Ruanda e Burundi: dois pesos e duas medidas da Alemanha?
17 de julho de 2015
O Burundi é há vários meses palco de protestos contra o Presidente Pierre Nkurunziza, desde o anúncio da sua candidatura a um terceiro mandato nas presidenciais de 21 de julho. A oposição e os manifestantes afirmam que a decisão viola a Constituição e a crise política no país alarmou a comunidade internacional.
Menos atenção recebeu o vizinho Ruanda, que atravessa atualmente uma situação semelhante: o Presidente Paul Kagame quer ser reeleito em 2017, embora a Constituição limite os mandatos presidenciais a dois sucessivos. Esta semana, o Parlamento aprovou uma emenda constitucional que será votada pela população e que poderá permitir a candidatura do chefe de Estado a um terceiro mandato.
Bom presidente, mau presidente
Dois países, dois presidentes que vêem a Constituição nacional como um obstáculo. No entanto, enquanto o embaixador alemão no Ruanda é bastante claro nas críticas ao Burundi, o caso ruandês é encarado de forma muito diferente. Peter Fahrenholtz apoia o referendo que poderá permitir alterar a Constituição no Ruanda, afirmando que o processo será “totalmente transparente e justo”.
O embaixador alemão falava ao jornal ruandês New Times, numa entrevista em que, por outro lado, deixa uma recomendação ao Presidente do Burundi: “o melhor seria afastar-se e deixar o país avançar”.

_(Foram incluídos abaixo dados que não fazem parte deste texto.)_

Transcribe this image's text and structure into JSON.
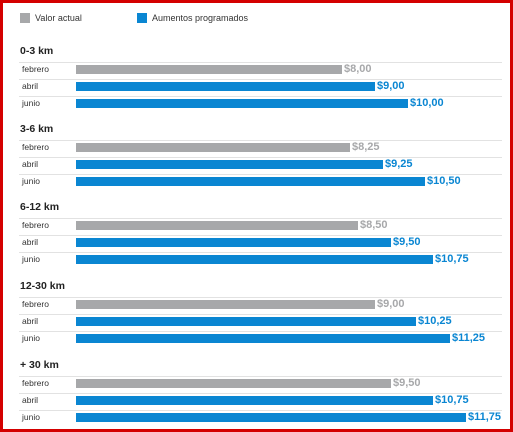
{
  "colors": {
    "actual": "#a7a8aa",
    "programmed": "#0a86d2",
    "border": "#d40000"
  },
  "chart_data": {
    "type": "bar",
    "orientation": "horizontal",
    "legend": [
      {
        "label": "Valor actual",
        "color": "#a7a8aa"
      },
      {
        "label": "Aumentos programados",
        "color": "#0a86d2"
      }
    ],
    "legend_position": "top-left",
    "xlim": [
      0,
      12
    ],
    "grid": false,
    "groups": [
      {
        "title": "0-3 km",
        "rows": [
          {
            "label": "febrero",
            "value": 8.0,
            "display": "$8,00",
            "kind": "actual"
          },
          {
            "label": "abril",
            "value": 9.0,
            "display": "$9,00",
            "kind": "programmed"
          },
          {
            "label": "junio",
            "value": 10.0,
            "display": "$10,00",
            "kind": "programmed"
          }
        ]
      },
      {
        "title": "3-6 km",
        "rows": [
          {
            "label": "febrero",
            "value": 8.25,
            "display": "$8,25",
            "kind": "actual"
          },
          {
            "label": "abril",
            "value": 9.25,
            "display": "$9,25",
            "kind": "programmed"
          },
          {
            "label": "junio",
            "value": 10.5,
            "display": "$10,50",
            "kind": "programmed"
          }
        ]
      },
      {
        "title": "6-12 km",
        "rows": [
          {
            "label": "febrero",
            "value": 8.5,
            "display": "$8,50",
            "kind": "actual"
          },
          {
            "label": "abril",
            "value": 9.5,
            "display": "$9,50",
            "kind": "programmed"
          },
          {
            "label": "junio",
            "value": 10.75,
            "display": "$10,75",
            "kind": "programmed"
          }
        ]
      },
      {
        "title": "12-30 km",
        "rows": [
          {
            "label": "febrero",
            "value": 9.0,
            "display": "$9,00",
            "kind": "actual"
          },
          {
            "label": "abril",
            "value": 10.25,
            "display": "$10,25",
            "kind": "programmed"
          },
          {
            "label": "junio",
            "value": 11.25,
            "display": "$11,25",
            "kind": "programmed"
          }
        ]
      },
      {
        "title": "+ 30 km",
        "rows": [
          {
            "label": "febrero",
            "value": 9.5,
            "display": "$9,50",
            "kind": "actual"
          },
          {
            "label": "abril",
            "value": 10.75,
            "display": "$10,75",
            "kind": "programmed"
          },
          {
            "label": "junio",
            "value": 11.75,
            "display": "$11,75",
            "kind": "programmed"
          }
        ]
      }
    ]
  }
}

Declarações que surpreenderam o professor de Política de Desenvolvimento da Universidade de Antuérpia, Stef Vandeginste. O académico questiona o facto de as autoridades alemãs criticarem o Burundi mas continuarem a tratar o Ruanda como um Estado modelo afirmando que “a entrevista parece sugerir que isto é uma história de bons contra maus. E a pergunta que se impõe é o que torna o Burundi um caso mau e o Ruanda um caso bom”.
“Será que o Ruanda respeita mais a democracia e os direitos humanos? Há mais liberdade de imprensa e de expressão? Há uma sociedade civil mais ativa?”, são as questões colocadas por Vandeginste. E o académico não hesita na resposta: “acho que não”.
Restrições à liberdade
De acordo com a Amnistia Internacional, a liberdade de imprensa é muito limitada no Ruanda e a oposição é alvo de perseguições. Fred Muvunyi, jornalista ruandês, viu-se forçado a fugir do país em maio, rumo à Holanda. “Não há um conflito no Ruanda, mas não tenho os meus direitos, como cidadão, no meu país”, explica. O jornalista que acrescenta: “fazem-se tantos elogios ao Ruanda, à nossa economia, e nós concordamos, mas queremos que haja simultaneamente valores e princípios democráticos.”
Muvunyi considera que a comunidade internacional deveria exercer uma maior pressão sobre o Presidente Paul Kagame com vista a uma maior abertura política e democrática no Ruanda.
E levanta-se a questão: como é que o Governo alemão avalia as situações do Burundi e do Ruanda de formas tão distintas? Confrontado pela DW com as declarações do embaixador alemão no Ruanda, o ministério alemão dos Negócios Estrangeiros escusou-se a comentar a entrevista de Fahrenholtz, limitando-se a sublinhar que o ministério já expressou várias vezes a preocupação do Governo Federal acerca da situação atual do Burundi.
“Não contem connosco”
Segundo o professor Stef Vandeginste, tomadas de posição como as do embaixador podem ser perigosas. “Estas declarações são desastrosas para a credibilidade dos esforços dos parceiros de desenvolvimento para apoiar a democracia e a justiça, porque, acima de tudo, dizem aos activistas locais que lutam pela democracia ‘não contem connosco’.
O jornalista Fred Muvunyi afirma mesmo que uma emenda constitucional pode ser fatal para o futuro do Ruanda e sublinha que “a população não deve olhar para a questão da emenda constitucional no presente, mas sim no futuro. Kagame não pode ser Presidente para sempre. Se o seu sucessor for um fracasso será horrível para os ruandeses, porque será impossível remover essa pessoa do poder”.